With help from an external facilitator we used our afternoon session to focus on how we can drive Syscap forward so that we can continue to deliver exceptional results. Our starting point was that great things come from small changes and that everyone needs to come together in order to reach a common goal. In this context we were looking at our sales and marketing efforts, but believe that the same mentality can be applied to any context, which is why we thought we should share some of our thoughts from the day.

Stop accepting

In work, as well as in life, we will generally get what we accept – so if we genuinely want to improve something, we have to stop accepting the way it is now. “Stop accepting” doesn’t mean a flat refusal, which would most likely create friction and unhealthy conflict; it does mean, however, at least raising “I don’t think this is good enough”. You can’t change a culture overnight, but you do have to start somewhere.
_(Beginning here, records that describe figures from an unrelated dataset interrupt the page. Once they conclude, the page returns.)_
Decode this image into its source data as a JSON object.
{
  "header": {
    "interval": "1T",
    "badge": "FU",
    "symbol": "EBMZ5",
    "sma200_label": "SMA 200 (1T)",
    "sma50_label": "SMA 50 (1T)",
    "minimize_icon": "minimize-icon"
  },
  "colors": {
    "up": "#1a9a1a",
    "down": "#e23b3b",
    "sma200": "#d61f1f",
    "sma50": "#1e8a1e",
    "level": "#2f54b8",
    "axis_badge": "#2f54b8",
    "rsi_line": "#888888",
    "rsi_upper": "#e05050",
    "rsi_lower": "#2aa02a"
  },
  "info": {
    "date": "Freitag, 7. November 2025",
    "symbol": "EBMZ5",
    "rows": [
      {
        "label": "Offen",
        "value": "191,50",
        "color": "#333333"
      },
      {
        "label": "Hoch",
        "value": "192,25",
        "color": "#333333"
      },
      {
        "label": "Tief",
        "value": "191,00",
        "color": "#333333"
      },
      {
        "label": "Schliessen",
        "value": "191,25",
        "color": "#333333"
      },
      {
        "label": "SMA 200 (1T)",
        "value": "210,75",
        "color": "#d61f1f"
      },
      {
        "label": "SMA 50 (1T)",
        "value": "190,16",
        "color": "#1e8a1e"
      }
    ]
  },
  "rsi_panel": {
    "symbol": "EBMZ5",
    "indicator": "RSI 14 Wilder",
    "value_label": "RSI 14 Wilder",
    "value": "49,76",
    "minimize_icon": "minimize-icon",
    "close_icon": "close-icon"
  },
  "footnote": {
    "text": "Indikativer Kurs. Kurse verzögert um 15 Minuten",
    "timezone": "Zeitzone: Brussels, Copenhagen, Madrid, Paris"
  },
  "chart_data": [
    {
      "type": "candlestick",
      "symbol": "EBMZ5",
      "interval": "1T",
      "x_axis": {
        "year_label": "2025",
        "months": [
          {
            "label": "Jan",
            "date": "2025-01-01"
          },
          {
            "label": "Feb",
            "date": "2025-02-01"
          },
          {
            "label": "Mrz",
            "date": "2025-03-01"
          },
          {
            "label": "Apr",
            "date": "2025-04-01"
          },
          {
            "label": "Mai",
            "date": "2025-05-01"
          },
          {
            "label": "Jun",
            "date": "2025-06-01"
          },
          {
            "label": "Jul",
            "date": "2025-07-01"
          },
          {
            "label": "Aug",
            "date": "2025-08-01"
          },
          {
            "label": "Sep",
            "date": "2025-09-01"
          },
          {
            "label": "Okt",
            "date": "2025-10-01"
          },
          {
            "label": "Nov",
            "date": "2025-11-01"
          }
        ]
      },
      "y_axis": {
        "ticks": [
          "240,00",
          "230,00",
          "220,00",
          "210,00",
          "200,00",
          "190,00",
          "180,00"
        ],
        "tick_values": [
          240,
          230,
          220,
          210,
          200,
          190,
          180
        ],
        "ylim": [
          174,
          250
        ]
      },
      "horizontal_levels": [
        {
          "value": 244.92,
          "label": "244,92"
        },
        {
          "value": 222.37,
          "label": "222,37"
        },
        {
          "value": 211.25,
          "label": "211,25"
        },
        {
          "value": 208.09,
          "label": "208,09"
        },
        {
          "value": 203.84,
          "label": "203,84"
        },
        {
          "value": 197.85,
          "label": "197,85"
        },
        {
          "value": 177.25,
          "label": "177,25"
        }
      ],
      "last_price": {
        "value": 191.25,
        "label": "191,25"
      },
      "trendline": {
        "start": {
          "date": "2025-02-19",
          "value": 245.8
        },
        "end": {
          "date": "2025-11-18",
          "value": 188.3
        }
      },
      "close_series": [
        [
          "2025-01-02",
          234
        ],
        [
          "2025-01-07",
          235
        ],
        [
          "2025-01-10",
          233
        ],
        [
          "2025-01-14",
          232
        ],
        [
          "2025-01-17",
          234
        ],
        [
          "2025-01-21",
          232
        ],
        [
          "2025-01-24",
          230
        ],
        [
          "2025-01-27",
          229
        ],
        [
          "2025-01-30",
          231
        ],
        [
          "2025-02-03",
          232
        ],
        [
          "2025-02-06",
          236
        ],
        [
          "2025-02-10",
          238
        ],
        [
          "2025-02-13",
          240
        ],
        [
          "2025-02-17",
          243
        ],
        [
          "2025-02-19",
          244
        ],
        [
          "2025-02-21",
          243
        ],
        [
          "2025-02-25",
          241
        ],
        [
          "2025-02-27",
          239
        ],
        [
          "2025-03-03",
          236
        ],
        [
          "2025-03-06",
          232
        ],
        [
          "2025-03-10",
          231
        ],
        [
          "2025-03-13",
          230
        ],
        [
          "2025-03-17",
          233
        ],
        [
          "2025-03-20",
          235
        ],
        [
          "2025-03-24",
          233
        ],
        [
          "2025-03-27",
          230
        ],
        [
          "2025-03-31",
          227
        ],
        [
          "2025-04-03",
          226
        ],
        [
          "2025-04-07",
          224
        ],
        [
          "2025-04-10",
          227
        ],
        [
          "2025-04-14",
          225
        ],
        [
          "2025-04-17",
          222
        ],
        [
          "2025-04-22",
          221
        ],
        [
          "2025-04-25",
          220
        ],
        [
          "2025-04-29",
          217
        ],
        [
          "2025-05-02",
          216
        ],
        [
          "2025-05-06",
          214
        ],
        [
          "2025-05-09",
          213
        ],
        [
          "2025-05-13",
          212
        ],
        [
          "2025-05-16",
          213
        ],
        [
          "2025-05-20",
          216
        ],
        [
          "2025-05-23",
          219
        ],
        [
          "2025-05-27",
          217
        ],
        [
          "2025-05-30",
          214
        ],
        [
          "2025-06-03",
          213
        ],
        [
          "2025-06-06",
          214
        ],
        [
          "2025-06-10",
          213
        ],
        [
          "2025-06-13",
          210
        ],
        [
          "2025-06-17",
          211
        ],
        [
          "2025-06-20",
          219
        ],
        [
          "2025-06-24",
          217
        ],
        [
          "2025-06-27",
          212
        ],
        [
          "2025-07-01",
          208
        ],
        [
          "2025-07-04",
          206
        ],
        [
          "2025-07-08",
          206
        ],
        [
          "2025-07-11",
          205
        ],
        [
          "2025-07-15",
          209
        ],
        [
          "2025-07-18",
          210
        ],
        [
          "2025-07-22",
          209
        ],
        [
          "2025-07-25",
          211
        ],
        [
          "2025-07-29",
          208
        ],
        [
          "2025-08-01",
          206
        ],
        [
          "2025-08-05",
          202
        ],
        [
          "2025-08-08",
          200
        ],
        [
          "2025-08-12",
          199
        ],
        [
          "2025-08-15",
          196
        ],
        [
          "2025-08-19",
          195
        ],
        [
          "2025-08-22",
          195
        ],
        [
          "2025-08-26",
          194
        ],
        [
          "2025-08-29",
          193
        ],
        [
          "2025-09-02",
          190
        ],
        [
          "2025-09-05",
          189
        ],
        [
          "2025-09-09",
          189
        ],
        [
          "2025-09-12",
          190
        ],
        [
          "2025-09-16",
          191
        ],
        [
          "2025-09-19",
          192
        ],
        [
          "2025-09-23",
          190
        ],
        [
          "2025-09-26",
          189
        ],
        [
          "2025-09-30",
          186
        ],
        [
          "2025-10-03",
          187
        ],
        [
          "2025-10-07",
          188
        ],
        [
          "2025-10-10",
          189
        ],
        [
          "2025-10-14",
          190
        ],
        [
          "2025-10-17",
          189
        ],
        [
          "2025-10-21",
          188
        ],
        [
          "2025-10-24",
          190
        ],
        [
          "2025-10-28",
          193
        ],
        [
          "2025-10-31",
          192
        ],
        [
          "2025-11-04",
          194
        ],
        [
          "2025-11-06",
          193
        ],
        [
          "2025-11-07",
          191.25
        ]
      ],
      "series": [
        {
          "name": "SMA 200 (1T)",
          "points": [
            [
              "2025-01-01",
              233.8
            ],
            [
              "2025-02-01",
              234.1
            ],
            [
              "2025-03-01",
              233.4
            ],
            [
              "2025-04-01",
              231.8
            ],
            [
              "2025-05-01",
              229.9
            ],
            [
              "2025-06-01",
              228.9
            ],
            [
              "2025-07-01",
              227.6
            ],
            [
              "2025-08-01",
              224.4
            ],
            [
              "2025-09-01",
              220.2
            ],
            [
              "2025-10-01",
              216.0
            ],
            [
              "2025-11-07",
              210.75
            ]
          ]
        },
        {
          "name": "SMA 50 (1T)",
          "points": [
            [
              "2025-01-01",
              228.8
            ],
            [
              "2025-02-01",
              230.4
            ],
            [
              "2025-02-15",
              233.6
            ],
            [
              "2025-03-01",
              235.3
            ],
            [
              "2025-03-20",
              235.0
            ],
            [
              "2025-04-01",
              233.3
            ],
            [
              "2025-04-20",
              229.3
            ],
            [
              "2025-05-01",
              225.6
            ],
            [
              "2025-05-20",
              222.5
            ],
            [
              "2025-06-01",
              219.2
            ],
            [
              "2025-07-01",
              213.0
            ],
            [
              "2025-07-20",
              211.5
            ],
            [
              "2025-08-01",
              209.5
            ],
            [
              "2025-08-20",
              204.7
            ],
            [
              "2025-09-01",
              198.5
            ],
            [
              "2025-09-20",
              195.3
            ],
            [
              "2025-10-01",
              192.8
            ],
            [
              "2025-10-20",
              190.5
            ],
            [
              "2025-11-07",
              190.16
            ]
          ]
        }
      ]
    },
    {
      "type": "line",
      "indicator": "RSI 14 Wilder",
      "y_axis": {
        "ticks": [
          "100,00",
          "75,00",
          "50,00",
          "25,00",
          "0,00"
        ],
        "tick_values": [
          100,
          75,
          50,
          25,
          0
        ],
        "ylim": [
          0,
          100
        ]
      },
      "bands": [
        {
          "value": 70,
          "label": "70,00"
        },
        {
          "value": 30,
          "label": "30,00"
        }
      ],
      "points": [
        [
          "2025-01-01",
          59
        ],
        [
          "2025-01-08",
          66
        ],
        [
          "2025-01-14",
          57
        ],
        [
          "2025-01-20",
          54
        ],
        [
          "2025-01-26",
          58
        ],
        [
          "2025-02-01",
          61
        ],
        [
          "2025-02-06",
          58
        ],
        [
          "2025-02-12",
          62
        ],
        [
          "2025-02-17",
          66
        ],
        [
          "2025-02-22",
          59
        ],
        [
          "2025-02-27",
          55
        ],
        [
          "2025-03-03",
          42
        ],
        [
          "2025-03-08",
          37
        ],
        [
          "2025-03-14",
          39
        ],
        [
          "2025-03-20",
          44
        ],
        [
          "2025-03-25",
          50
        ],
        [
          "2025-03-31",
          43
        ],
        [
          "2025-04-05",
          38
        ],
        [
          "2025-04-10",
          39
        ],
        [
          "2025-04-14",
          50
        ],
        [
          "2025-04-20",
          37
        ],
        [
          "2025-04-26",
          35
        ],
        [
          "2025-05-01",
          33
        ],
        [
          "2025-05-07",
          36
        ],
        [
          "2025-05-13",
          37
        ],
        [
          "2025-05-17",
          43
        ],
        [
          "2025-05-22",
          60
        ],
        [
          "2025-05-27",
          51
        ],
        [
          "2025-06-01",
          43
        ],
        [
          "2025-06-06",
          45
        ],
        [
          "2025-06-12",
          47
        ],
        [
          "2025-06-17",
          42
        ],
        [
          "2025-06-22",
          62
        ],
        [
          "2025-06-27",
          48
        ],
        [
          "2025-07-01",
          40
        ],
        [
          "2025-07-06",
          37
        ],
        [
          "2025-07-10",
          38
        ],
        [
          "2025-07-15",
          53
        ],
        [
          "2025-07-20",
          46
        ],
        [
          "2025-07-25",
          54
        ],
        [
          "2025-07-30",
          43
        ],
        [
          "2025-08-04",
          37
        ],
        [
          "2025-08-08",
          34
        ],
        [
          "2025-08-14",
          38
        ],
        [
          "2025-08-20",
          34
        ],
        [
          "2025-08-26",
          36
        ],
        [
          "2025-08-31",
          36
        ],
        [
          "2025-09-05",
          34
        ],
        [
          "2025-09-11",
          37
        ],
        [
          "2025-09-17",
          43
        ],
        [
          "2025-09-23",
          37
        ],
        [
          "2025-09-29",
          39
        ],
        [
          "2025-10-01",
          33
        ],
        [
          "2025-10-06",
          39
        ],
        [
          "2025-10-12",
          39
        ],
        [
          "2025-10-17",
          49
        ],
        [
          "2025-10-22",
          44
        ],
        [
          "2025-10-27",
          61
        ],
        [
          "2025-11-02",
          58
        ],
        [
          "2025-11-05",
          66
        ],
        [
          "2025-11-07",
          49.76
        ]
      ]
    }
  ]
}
Small improvements = sustained success

There were some great successes for Team GB at the Olympics in 2012. But one team that stood out in particular was the cycling team led by Dave Brailsford. He has been widely quoted on the importance of marginal gains.

Put simply….how small improvements in a number of different aspects of what we do can have a huge impact to the overall performance of the team.”

It’s so easy to overestimate the importance of one defining moment and underestimate the value of making better decisions on a daily basis.

Almost every habit that you have – good or bad – is the result of many small decisions over time. And yet, how easily we forget this when we want to make a change.

So often we convince ourselves that change is only meaningful if there is some large, visible outcome associated with it. Whether it is losing weight, building a business, traveling the world or any other goal, we often put pressure on ourselves to make some earth-shattering improvement that everyone will talk about.

Meanwhile, improving by just 1 percent isn’t notable (and sometimes it isn’t even noticeable). But it can be just as meaningful, especially in the long run.

From what I can tell, this pattern works the same way in reverse. (An aggregation of marginal losses, in other words.) If you find yourself stuck with bad habits or poor results, it’s usually not because something happened overnight. It’s the sum of many small choices – a 1 percent decline here and there – that eventually leads to a problem.

We are all responsible

Very often it is seen as someone else’s problem to sort issues out. But to make improvements we must all play our part. As with so many things, it just needs people who are prepared to make a start, however big or small. It’s also fundamental that we recognise that it’s not just others this applies to – we are often most accepting of mediocrity from ourselves.

We will continue to make marginal gains in order to take small steps towards a greater, more successful and sustainable future.